Papassidi : À Dieu seul les louanges. Je ne suis qu’un homme qui sème le rire et le chant.
Djoua : Si tous les hommes étaient comme vous…
Papassidi : Ils sont tous comme moi[4].

L’asymétrie de formes entre les phrases facilite le jeu de la répétition. Aux phrases affirmatives de Djoua et Aka s’opposent les phrases négatives de Papassidi. La reprise sous forme de dédicace du syntagme nominal « À Dieu seul » participe de cette logique de la contestation créée par l’opposition des formes phrastiques. Papassidi ne leur garantit aucun succès, aucun miracle comme l’atteste la répétition de la phrase négative « Je ne suis qu’un homme », expression de la vérité sur sa personne. La répétition fait tomber les masques. Si les requérants n’ont pas le résultat escompté, ils n’en auront qu’après leur naïveté. La répétition comique jaillit du conflit entre le culte de la personnalité et la profession de foi. Cette contradiction repose sur la surprise créée par le refus de Papassidi de paraître comme un sauveur. Le comique résulte de la contradiction et de l’annulation. Il permet de mettre en exergue un certain nombre de qualités qui sont affirmées puis annulées. En effet, il y a contradiction entre les vertus supposées de Papassidi et la réalité des faits. Mais la contradiction s’annule du fait qu’il s’agit de nécessiteux obsédés par l’idée de réussir facilement et de la fausse modestie d’un escroc. Ce faisant, l’auteur s’attaque à la confiance démesurée placée en des charlatans de tout acabit, à la propension des hommes à coiffer d’auréole tout vendeur d’illusions. Du refus de l’idolâtrie par Papassidi prend forme une espèce de méprise, voire de quiproquo, expression du comique. L’incapacité des personnages à s’entendre sur la mansuétude de Papassidi conduit au rire. Tout comme la contradiction morale, la différence de culture engendre également le comique de répétition.

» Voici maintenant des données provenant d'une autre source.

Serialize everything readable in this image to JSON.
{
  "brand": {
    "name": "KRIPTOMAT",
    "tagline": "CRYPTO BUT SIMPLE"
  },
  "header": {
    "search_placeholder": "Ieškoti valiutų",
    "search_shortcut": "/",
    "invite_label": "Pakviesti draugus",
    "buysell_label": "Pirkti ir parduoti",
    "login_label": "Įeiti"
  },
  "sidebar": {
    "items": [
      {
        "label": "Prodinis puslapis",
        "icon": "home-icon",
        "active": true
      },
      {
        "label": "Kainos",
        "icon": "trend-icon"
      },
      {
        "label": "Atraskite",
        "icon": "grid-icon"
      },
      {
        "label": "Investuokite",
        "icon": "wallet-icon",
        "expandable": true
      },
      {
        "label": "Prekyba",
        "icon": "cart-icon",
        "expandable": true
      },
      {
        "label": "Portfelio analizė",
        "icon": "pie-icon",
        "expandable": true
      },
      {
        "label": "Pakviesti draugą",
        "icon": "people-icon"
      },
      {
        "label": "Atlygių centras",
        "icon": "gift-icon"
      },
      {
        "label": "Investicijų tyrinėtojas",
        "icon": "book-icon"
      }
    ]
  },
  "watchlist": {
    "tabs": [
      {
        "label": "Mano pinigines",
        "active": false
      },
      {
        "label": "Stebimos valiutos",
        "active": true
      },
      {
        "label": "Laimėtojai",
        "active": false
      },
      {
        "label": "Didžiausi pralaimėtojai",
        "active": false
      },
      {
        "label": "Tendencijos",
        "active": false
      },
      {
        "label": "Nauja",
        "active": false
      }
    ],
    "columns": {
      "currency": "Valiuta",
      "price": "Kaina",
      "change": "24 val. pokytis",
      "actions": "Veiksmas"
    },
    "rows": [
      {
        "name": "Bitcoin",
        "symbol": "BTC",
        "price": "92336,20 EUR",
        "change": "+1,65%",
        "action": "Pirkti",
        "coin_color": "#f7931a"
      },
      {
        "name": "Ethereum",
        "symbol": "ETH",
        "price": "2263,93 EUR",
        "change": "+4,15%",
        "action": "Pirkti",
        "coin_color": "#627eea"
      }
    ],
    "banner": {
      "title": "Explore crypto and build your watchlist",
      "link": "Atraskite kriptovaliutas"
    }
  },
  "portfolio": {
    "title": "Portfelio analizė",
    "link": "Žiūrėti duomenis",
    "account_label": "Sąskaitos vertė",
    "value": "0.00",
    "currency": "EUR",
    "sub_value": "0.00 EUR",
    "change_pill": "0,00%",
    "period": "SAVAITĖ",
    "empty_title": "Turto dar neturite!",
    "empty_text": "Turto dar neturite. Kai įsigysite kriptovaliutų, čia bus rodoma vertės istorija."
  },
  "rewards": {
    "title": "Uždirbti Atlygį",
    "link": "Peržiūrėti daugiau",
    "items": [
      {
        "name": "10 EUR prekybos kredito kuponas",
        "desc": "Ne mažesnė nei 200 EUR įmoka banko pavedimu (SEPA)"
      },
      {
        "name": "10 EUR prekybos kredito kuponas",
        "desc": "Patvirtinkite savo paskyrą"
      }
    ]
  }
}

En effet, ne pas se placer sur la même échelle de valeurs sociales donne naissance à l’incommunicabilité, source de dialogue risible :

L’oncle : Que fait-il cet autre ami ?
Codjo : Je suis huissier.
L’oncle : Hein ?
Codjo : Huissier !
L’oncle : Quelle famille ?
Codjo : Huissier[5]  !

Le dialogue entre Codjo et l’oncle donne lieu à un comique de situation dans la mesure où nous nous trouvons en face d’une situation inattendue liée au décalage entre le fait et la norme. Le signifiant « huissier » ne coïncidant pas avec le signifié « Famille », il naît un effet de surprise, manifestation évidente du comique. En effet, le jargon professionnel « huissier » est en déphasage avec le code social admis par l’oncle. Aussi la reprise de « Huissier » fait-elle de Codjo un personnage borné et stupide qui ne vit que par sa profession au risque de se mettre en marge de la société. Par cette répétition de « huissier », Codjo se met en valeur et se donne de l’importance. La nouvelle société doit tenir compte de son existence si elle ne veut pas être surprise comme l’oncle. En réalité, c’est la raideur dans l’appréciation de la situation qui formalise ici le comique. Aucun des personnages n’envisage dialectiquement l’événement et chacun s’emploie à vouloir imposer son opinion. L’oncle patauge dans la prétendue solidarité africaine tandis que Codjo se fond et se confond avec sa profession. Les deux positions sont inconciliables. Le zèle et la solidarité étant incompatibles, le comique de répétition s’assimile au burlesque. La reprise de « huissier » ressemble au bêlement du client de Maître Pathelin qui feint de ne pas comprendre ce qui lui est dit afin d’échapper à quelque sanction.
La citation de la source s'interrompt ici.